4. Perlu waktu bertahun-tahun agar demensia berkembang. Kondisi ini tidak dapat disembuhkan dan dipicu oleh stres, depresi, kekurangan vitamin B12, penyalahgunaan alkohol, penyakit tiroid, dan penyakit Alzheimer. Sebaliknya, delirium dapat berkembang dengan tiba-tiba, dan bentuk krisis medis lainnya dapat menyebabkan delirium. Seseorang dapat dipulihkan ke keadaan normalnya, atau setidaknya dokter dapat mencegah perkembangan manifestasi sehingga kerusakan otak lebih lanjut akan dicegah.

5. Secara neurologis, tingkat asetilkolin terganggu dalam gangguan ini, sedangkan demensia berasal dari degenerasi neuron seperti Alzheimer dan penyakit degeneratif lainnya yang melibatkan sistem saraf.

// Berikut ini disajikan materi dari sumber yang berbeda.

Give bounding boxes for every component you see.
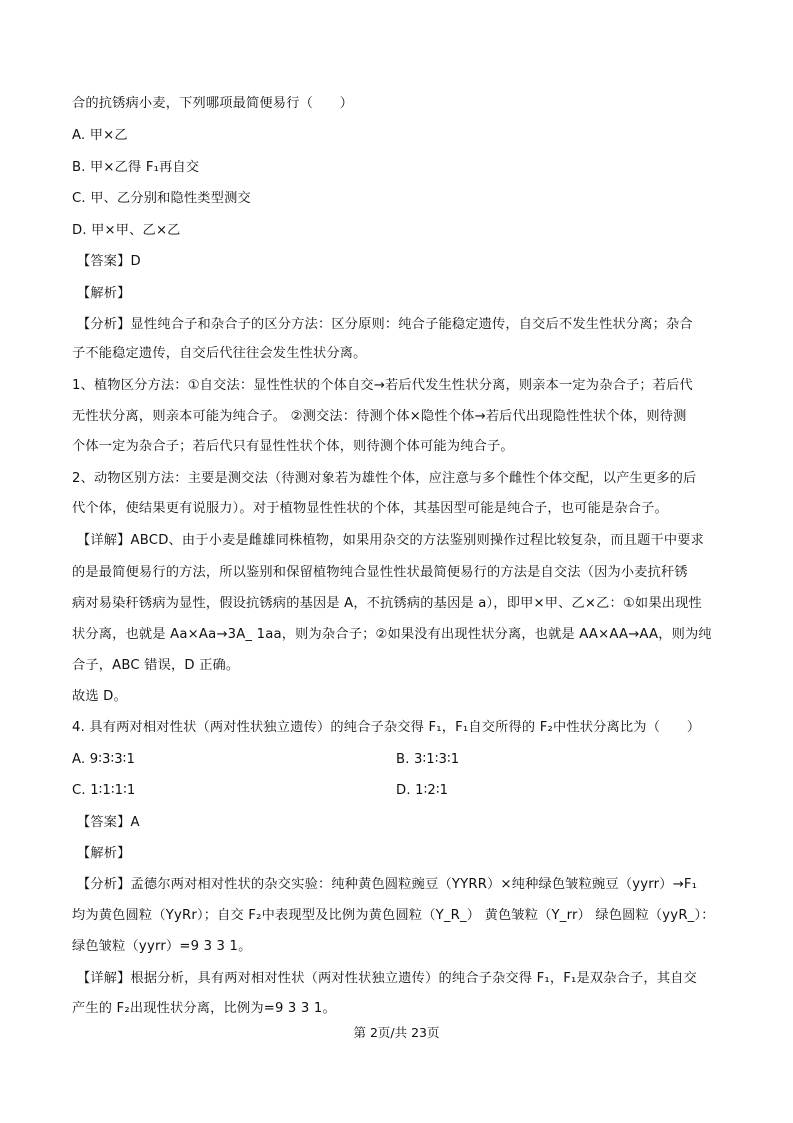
analysis-paragraph: 子不能稳定遗传，自交后代往往会发生性状分离。 (72, 346, 367, 361)
analysis-paragraph: 个体一定为杂合子；若后代只有显性性状个体，则待测个体可能为纯合子。 (72, 439, 514, 454)
detail-paragraph: 【详解】ABCD、由于小麦是雌雄同株植物，如果用杂交的方法鉴别则操作过程比较复杂，而且题干中要求 (77, 533, 705, 548)
option-a: A. 甲×乙 (72, 128, 128, 143)
detail-paragraph: 产生的 F₂出现性状分离，比例为=9 3 3 1。 (72, 1001, 336, 1016)
analysis-paragraph: 【分析】孟德尔两对相对性状的杂交实验：纯种黄色圆粒豌豆（YYRR）×纯种绿色皱粒豌豆（yyrr）→F₁ (77, 877, 698, 892)
answer-label: 【答案】A (77, 815, 140, 830)
option-b: B. 3∶1∶3∶1 (396, 752, 460, 767)
analysis-paragraph: 无性状分离，则亲本可能为纯合子。 ②测交法：待测个体×隐性个体→若后代出现隐性性状个体，则待测 (72, 409, 687, 424)
analysis-heading: 【解析】 (77, 286, 131, 301)
question-4-stem: 4. 具有两对相对性状（两对性状独立遗传）的纯合子杂交得 F₁，F₁自交所得的 F₂中性状分离比为（ ） (72, 720, 701, 735)
option-c: C. 1∶1∶1∶1 (72, 783, 136, 798)
question-3-stem-continuation: 合的抗锈病小麦，下列哪项最简便易行（ ） (72, 96, 354, 111)
detail-paragraph: 状分离，也就是 Aa×Aa→3A_ 1aa，则为杂合子；②如果没有出现性状分离，也就是 AA×AA→AA，则为纯 (72, 627, 712, 642)
page-footer: 第 2页/共 23页 (353, 1025, 440, 1040)
detail-paragraph: 合子，ABC 错误，D 正确。 (72, 658, 240, 673)
analysis-paragraph: 均为黄色圆粒（YyRr）；自交 F₂中表现型及比例为黄色圆粒（Y_R_） 黄色皱粒（Y_rr） 绿色圆粒（yyR_）： (72, 908, 715, 923)
analysis-paragraph: 2、动物区别方法：主要是测交法（待测对象若为雄性个体，应注意与多个雌性个体交配，以产生更多的后 (72, 471, 697, 486)
option-a: A. 9∶3∶3∶1 (72, 752, 136, 767)
analysis-paragraph: 绿色皱粒（yyrr）=9 3 3 1。 (72, 939, 252, 954)
option-d: D. 甲×甲、乙×乙 (72, 223, 181, 238)
detail-paragraph: 的是最简便易行的方法，所以鉴别和保留植物纯合显性性状最简便易行的方法是自交法（因为小麦抗秆锈 (72, 565, 688, 580)
detail-paragraph: 【详解】根据分析，具有两对相对性状（两对性状独立遗传）的纯合子杂交得 F₁，F₁是双杂合子，其自交 (77, 971, 697, 986)
option-c: C. 甲、乙分别和隐性类型测交 (72, 191, 251, 206)
option-d: D. 1∶2∶1 (396, 783, 449, 798)
analysis-paragraph: 代个体，使结果更有说服力）。对于植物显性性状的个体，其基因型可能是纯合子，也可能是杂合子。 (72, 501, 668, 516)
detail-paragraph: 病对易染秆锈病为显性，假设抗锈病的基因是 A，不抗锈病的基因是 a），即甲×甲、乙×乙：①如果出现性 (72, 596, 702, 611)
analysis-heading: 【解析】 (77, 846, 131, 861)
analysis-paragraph: 【分析】显性纯合子和杂合子的区分方法：区分原则：纯合子能稳定遗传，自交后不发生性状分离；杂合 (77, 317, 693, 332)
analysis-paragraph: 1、植物区分方法：①自交法：显性性状的个体自交→若后代发生性状分离，则亲本一定为杂合子；若后代 (72, 378, 693, 393)
choose-statement: 故选 D。 (72, 689, 127, 704)
option-b: B. 甲×乙得 F₁再自交 (72, 160, 200, 175)
answer-label: 【答案】D (77, 254, 141, 269)
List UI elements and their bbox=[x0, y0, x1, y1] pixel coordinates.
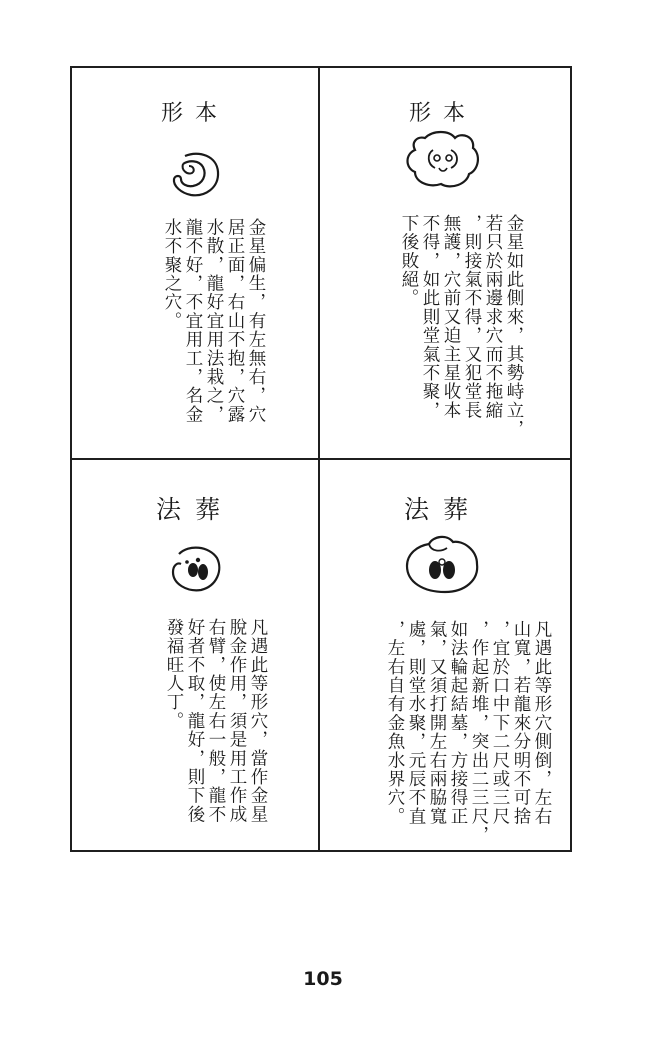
panel-title: 形本 bbox=[408, 101, 477, 126]
panel-top-left bbox=[72, 68, 318, 458]
metal-star-off-center-diagram bbox=[165, 148, 225, 202]
burial-method-diagram-right bbox=[401, 532, 485, 596]
panel-text: 凡遇此等形穴側倒，左右 山寬，若龍來分明不可捨 ，宜於口中下二尺或三尺 ，作起新堆，突出二三尺， 如法輪起結墓，方接得正 氣，又須打開左右兩脇寬 處，則堂水聚，元辰不直 ，左右自有金魚水界穴。 bbox=[385, 620, 552, 845]
panel-bottom-left bbox=[72, 460, 318, 852]
page-number: 105 bbox=[303, 968, 343, 990]
panel-title: 法葬 bbox=[155, 495, 234, 524]
burial-method-diagram-left bbox=[165, 544, 225, 594]
diagram-table-frame bbox=[70, 66, 572, 852]
panel-text: 金星偏生，有左無右，穴 居正面，右山不抱，穴露 水散，龍好宜用法栽之， 龍不好，不宜用工，名金 水不聚之穴。 bbox=[162, 218, 266, 424]
panel-text: 凡遇此等形穴，當作金星 脫金作用，須是用工作成 右臂，使左右一般，龍不 好者不取，龍好，則下後 發福旺人丁。 bbox=[164, 618, 268, 824]
metal-star-side-diagram bbox=[403, 128, 483, 192]
panel-title: 形本 bbox=[160, 101, 229, 126]
panel-top-right bbox=[320, 68, 566, 458]
panel-text: 金星如此側來，其勢峙立， 若只於兩邊求穴而不拖縮 ，則接氣不得，又犯堂長 無護，穴前又迫主星收本 不得，如此則堂氣不聚， 下後敗絕。 bbox=[399, 214, 524, 439]
panel-bottom-right bbox=[320, 460, 566, 852]
panel-title: 法葬 bbox=[403, 495, 482, 524]
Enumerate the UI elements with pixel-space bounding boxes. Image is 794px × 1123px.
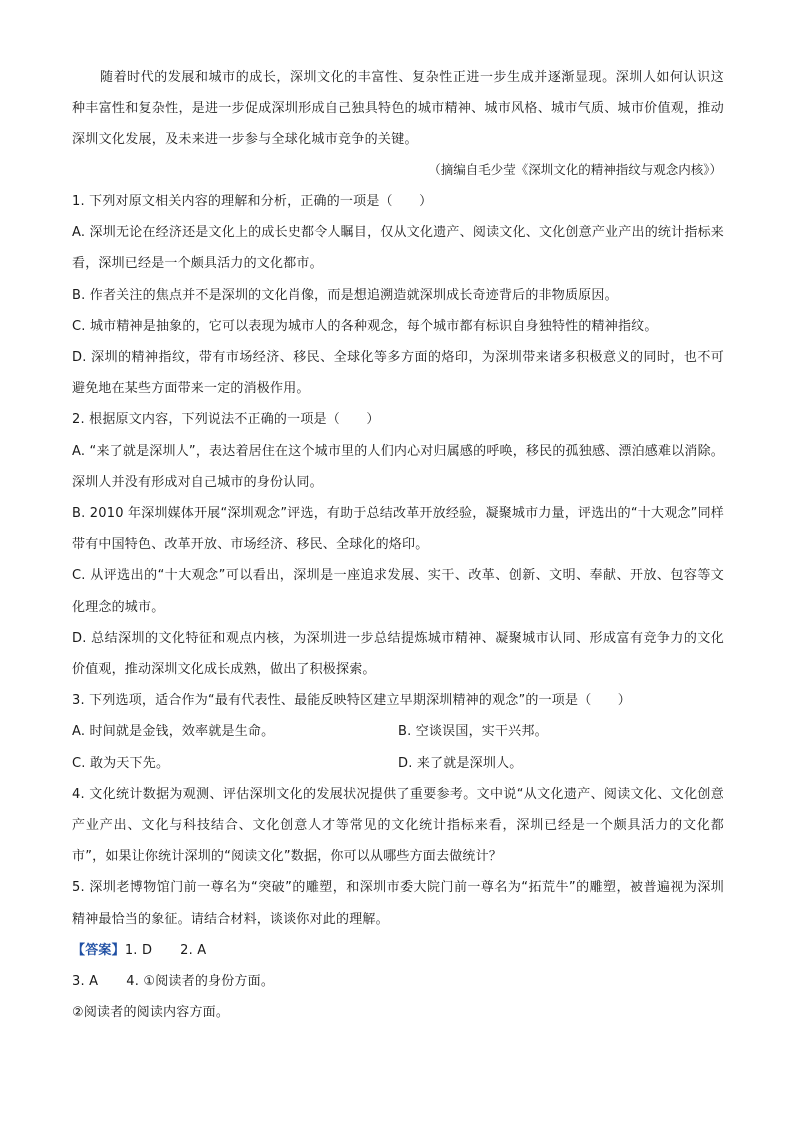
question-4-stem: 4. 文化统计数据为观测、评估深圳文化的发展状况提供了重要参考。文中说“从文化遗产、阅读文化、文化创意产业产出、文化与科技结合、文化创意人才等常见的文化统计指标来看，深圳已经是一个颇具活力的文化都市”，如果让你统计深圳的“阅读文化”数据，你可以从哪些方面去做统计？ (72, 786, 724, 865)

6. Sedangkan untuk perawatannya, kedua kelainan ini memiliki beragam aplikasi manajemen. Manifestasi delirium dicegah atau dapat dibalik, terlepas dari intervensi medis untuk ketidakmampuan kognitif. Manifestasi demensia terbalik dapat ditangani tetapi tidak dikirim melalui perawatan. Tindakan farmakologis melibatkan AChE, atau asetilkolinesterase, N-metil-D-aspartat, dan obat perilaku lainnya seperti antidepresan, stabilisator mood, dan obat penenang utama.

7. Demensia adalah kelainan konstan sedangkan delirium bisa datang dan pergi dengan durasi atau intensitas yang tidak tetap konstan selama masa penderitaan.

8. Delirium bisa berangkat dalam beberapa jam atau beberapa minggu. Durasi keberadaannya tergantung pada keadaan. Meskipun demikian, untuk demensia, pasien dapat memilikinya selama berbulan-bulan atau sepanjang hidup mereka.